Friday, July 13, 2007

Boris Karloff eat your heart out...

Looking like an overzealous actor at a casting call for "The Mummy Returns", Alexander Vinokourov toed the line and finished with the bunch today. I don't have high hopes for him starting tomorrow, but dammit, I want to see this guy recover and light up the tour. I've been accused of some BMC partisanship, but that is not the case. Vino' is the most exciting rider to contest the grand tours. I want to see him make good on all of the crazy, attacking, Kazakh promise that he has shown in year's past. I want him to exact retribution for his undeserved exclusion from last year's tour. I want to see a guy who doesn't follow conventional wisdom or tactics. I want to see a rider who serves up old school beat downs with the ferocity of Bernard Hinault. I want to see a rider who is willing to lay it all on the line in a gamble between heroism and foolhardiness. Vino' is the rider who can deliver this and it truly breaks my heart to see such a cruel blow dealt to the man.

Astana still have the Kloden card to play. His previously feared broken ass has turned out to be just a fractured ass. Hopefully, this will mean a speedy recovery and subsequent aggression.

Alright, so everybody and their brother jumped on the bandwagon for defending CSC. Boo hoo. Sure, Discovery (nee US Postal) did similar work in defense of Sir Armstrong's bid for the maillot jaune. Notably the infamous '99 Passage du Bois debacle that saw Armstrong put a huge time gap between himself and eventual 2nd place finisher Alex "I need a seeing eye domestique" Zulle.
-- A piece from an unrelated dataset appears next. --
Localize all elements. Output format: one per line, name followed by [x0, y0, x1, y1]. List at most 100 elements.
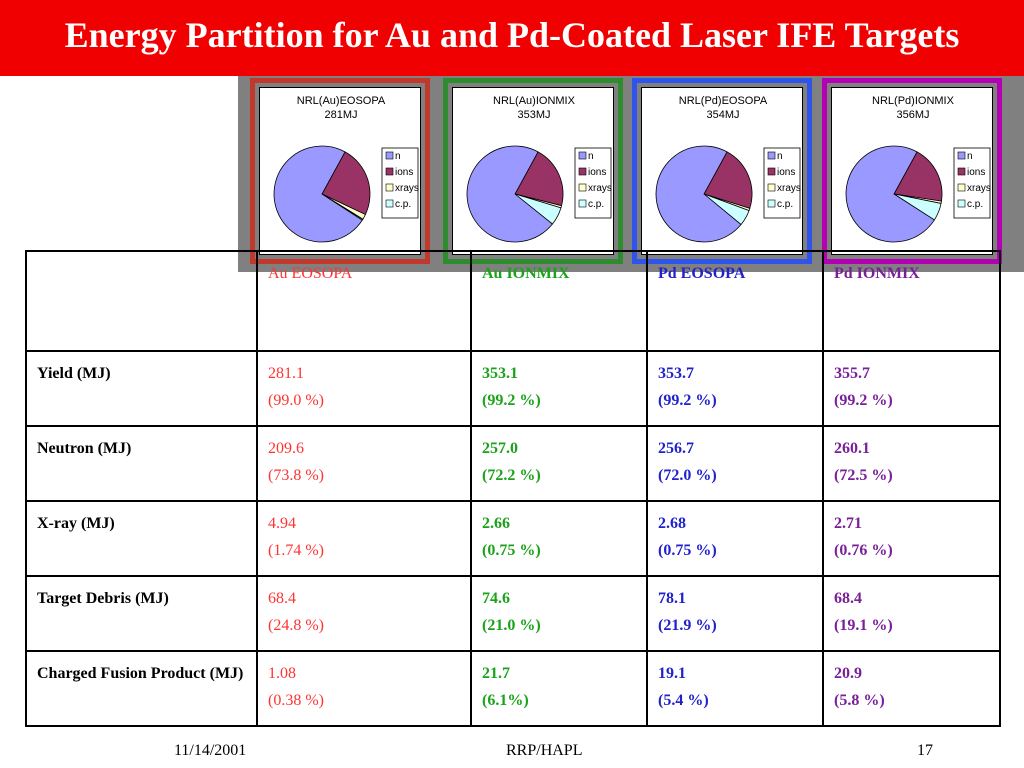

But let's put it in perspective: take away the huge time gap gained during the Passage du Bois pileup and Alex Zulle is the winner of the '99 TdF. Sure, rubbin' is racin', but don't you want to see a winner who earns it through legs and not through luck? I mean, who makes the better '06 TdF champion: Landis with the incredible audacity of the stage 17 solo attack or Oscar Pereiro who benefited from a bit of maillot jaune largesse?

Tomorrow will see the first true anger of this tour and maybe that will settle my unease...

1 comment:

Anonymous said...

I like your comparison of Vino to Hinault. They certainly share the same composure during the race, and some of the attacking style, but Vino's reserved personality is as much a strength as the Badger's swaggering demeanor.
Vino actually reminds me of Kelly. No talk, only race.

The Tour is only about luck. And as Chris Horner mentioned during his VeloNews video interview with Neal Rogers Friday, Lance made his own luck.
He'd ride on the outside of the front of the peloton, with eight boys in the wind. In seven years he crashed maybe only twice and one of those was due to a spectator.

Glad you are posting regularly. It's thoughtful writing.